I think it’s a bit temperamental because there are 3 transistor stages in the loop enclosed by the dominant pole capacitor. The Douglas Self Blameless only has 2, and my previous attempts at adding a third stage to that (cascode connection of Cdom) also caused oscillations at a few MHz.
As with any half decent solid-state amp, THD+N was at the limit of my measurement system at 1kHz, and dominated by noise. I had to go to full power at 10kHz to see a meaningful distortion residual.
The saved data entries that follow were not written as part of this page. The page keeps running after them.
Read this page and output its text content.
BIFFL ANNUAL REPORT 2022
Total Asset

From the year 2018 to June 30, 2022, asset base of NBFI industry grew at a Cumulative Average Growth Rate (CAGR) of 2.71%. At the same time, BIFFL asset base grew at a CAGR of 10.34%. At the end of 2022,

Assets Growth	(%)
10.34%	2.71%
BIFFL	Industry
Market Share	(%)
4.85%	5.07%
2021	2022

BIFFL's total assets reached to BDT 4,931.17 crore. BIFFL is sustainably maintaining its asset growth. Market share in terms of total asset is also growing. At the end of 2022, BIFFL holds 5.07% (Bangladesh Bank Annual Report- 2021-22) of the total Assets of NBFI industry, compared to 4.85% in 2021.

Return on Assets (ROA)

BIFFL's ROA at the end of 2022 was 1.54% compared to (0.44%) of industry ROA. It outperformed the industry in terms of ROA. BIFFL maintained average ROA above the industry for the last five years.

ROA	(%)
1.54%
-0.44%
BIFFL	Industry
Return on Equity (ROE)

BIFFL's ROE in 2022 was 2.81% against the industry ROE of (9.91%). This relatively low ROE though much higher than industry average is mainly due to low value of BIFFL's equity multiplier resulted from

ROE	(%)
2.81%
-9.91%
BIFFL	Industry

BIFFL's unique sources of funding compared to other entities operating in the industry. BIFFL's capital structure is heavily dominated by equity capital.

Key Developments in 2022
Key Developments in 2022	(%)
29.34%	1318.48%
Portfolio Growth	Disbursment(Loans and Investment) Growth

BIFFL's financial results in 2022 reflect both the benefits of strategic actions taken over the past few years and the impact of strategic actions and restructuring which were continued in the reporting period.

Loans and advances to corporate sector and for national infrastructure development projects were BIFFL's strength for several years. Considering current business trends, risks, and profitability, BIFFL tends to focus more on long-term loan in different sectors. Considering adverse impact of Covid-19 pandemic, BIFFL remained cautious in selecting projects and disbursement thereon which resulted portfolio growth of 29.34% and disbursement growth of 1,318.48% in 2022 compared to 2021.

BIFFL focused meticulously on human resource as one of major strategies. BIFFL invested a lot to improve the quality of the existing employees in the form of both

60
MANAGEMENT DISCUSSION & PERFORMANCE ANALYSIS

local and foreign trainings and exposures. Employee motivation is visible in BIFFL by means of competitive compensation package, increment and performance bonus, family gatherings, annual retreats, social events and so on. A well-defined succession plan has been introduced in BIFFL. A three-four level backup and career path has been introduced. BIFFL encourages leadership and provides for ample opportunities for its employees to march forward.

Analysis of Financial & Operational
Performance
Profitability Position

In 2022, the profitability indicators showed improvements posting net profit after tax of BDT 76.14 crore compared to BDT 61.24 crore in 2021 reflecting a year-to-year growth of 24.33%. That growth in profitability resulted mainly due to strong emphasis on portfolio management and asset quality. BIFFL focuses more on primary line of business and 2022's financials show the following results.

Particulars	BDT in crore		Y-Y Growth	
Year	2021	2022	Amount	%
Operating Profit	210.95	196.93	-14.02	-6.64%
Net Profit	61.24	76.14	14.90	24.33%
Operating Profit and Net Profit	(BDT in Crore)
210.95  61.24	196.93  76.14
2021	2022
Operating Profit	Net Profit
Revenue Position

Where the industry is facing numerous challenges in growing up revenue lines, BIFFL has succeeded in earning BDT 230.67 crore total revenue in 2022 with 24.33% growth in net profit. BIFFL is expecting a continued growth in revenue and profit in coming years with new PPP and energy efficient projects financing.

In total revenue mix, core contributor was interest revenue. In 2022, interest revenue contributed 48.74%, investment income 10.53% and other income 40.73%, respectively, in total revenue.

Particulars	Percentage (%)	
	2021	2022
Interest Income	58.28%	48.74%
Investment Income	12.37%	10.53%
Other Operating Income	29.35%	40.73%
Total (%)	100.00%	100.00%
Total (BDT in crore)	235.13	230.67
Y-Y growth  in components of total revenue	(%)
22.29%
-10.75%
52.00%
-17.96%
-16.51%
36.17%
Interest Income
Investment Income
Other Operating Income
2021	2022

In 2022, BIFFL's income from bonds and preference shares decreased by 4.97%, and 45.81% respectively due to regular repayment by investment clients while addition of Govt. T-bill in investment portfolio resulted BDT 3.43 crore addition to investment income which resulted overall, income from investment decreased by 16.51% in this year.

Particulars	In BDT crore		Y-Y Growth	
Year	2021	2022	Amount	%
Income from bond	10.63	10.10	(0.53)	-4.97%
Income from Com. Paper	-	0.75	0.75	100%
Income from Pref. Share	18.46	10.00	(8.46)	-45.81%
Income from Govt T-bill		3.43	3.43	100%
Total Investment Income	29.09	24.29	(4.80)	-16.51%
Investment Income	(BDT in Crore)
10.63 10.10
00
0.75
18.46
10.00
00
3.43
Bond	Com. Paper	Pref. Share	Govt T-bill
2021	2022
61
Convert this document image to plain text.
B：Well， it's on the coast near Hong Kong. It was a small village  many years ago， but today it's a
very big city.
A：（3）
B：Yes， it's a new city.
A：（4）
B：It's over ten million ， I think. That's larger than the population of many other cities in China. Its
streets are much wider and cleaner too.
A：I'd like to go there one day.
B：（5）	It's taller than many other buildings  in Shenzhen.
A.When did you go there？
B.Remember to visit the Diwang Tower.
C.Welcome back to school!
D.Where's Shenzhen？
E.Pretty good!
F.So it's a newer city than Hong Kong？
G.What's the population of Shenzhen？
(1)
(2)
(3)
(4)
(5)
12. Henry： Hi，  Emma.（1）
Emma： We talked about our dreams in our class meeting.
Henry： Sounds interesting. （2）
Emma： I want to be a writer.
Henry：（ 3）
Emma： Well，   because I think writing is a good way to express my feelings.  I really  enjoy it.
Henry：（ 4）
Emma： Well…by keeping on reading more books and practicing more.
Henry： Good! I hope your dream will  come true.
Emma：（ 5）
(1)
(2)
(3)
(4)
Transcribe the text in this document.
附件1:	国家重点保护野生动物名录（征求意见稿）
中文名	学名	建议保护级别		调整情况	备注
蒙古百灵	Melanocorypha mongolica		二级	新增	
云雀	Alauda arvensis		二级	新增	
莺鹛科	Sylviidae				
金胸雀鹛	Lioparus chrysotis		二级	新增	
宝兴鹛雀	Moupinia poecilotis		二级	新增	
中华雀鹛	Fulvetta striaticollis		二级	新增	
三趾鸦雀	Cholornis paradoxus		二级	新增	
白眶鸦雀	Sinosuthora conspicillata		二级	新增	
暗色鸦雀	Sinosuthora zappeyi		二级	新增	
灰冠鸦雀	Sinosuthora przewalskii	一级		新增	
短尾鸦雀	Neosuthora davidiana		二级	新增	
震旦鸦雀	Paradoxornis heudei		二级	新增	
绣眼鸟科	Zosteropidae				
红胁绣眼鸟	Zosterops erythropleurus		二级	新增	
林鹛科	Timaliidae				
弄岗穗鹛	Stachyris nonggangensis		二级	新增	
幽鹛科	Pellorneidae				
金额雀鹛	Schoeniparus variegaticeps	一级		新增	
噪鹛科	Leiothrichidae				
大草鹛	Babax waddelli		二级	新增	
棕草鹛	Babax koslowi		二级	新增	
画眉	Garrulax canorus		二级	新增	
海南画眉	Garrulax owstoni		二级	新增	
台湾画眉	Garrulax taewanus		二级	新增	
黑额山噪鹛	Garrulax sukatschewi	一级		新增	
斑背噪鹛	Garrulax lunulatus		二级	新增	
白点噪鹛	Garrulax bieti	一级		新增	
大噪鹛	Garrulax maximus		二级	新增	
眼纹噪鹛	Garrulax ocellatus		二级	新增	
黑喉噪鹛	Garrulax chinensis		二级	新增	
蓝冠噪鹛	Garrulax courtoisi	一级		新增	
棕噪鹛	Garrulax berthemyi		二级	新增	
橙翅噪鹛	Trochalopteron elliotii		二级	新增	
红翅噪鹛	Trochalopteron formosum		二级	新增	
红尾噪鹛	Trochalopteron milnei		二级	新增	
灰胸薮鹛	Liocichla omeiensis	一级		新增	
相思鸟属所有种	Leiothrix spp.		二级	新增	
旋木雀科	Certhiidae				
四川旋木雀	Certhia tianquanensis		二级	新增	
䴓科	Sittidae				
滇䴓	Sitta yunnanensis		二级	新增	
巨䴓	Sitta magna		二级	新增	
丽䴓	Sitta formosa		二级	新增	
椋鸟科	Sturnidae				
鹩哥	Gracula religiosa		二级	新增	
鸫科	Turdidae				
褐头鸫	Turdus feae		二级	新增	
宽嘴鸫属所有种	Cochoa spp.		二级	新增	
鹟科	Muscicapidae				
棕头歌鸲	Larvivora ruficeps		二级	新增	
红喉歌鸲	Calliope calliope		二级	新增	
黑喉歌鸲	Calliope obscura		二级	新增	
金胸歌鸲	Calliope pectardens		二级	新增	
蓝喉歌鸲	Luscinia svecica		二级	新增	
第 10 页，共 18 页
The distortion appears to be what Douglas Self called “gm-doubling”: in a push-pull circuit the gain is higher when both halves of the circuit are contributing, than when one half is cut off. And in the residual we see small lumps corresponding to increased gain around the zero crossings. I’m not entirely sure what part of the circuit is causing it. It may be the output stage, as that’s the usual culprit. It looks like it wants less bias, but the bias pot won’t go down any further. (Got to replace that TL431 with a TLV431)
I also tested the full power bandwidth, and it happily delivers 100W to 100kHz and beyond. I didn’t push it beyond 130kHz for fear of burning out the Zobel network.
A reading of 0.025% at 100W and 10kHz, with no filters engaged, is not to be sneezed at. I’d be perfectly happy with it, except the other un-hacked channel of the Ice Block does 0.009%! The PG508 circuit has some way to go before it can beat the original Alexander CFB.
While I had the equipment out, I also tried measuring distortion with a LF411 in place of the SSM2131 in the Alexander circuit. It made no noticeable difference at any power level, even though I’d persuaded myself that the LF411 sounded bad…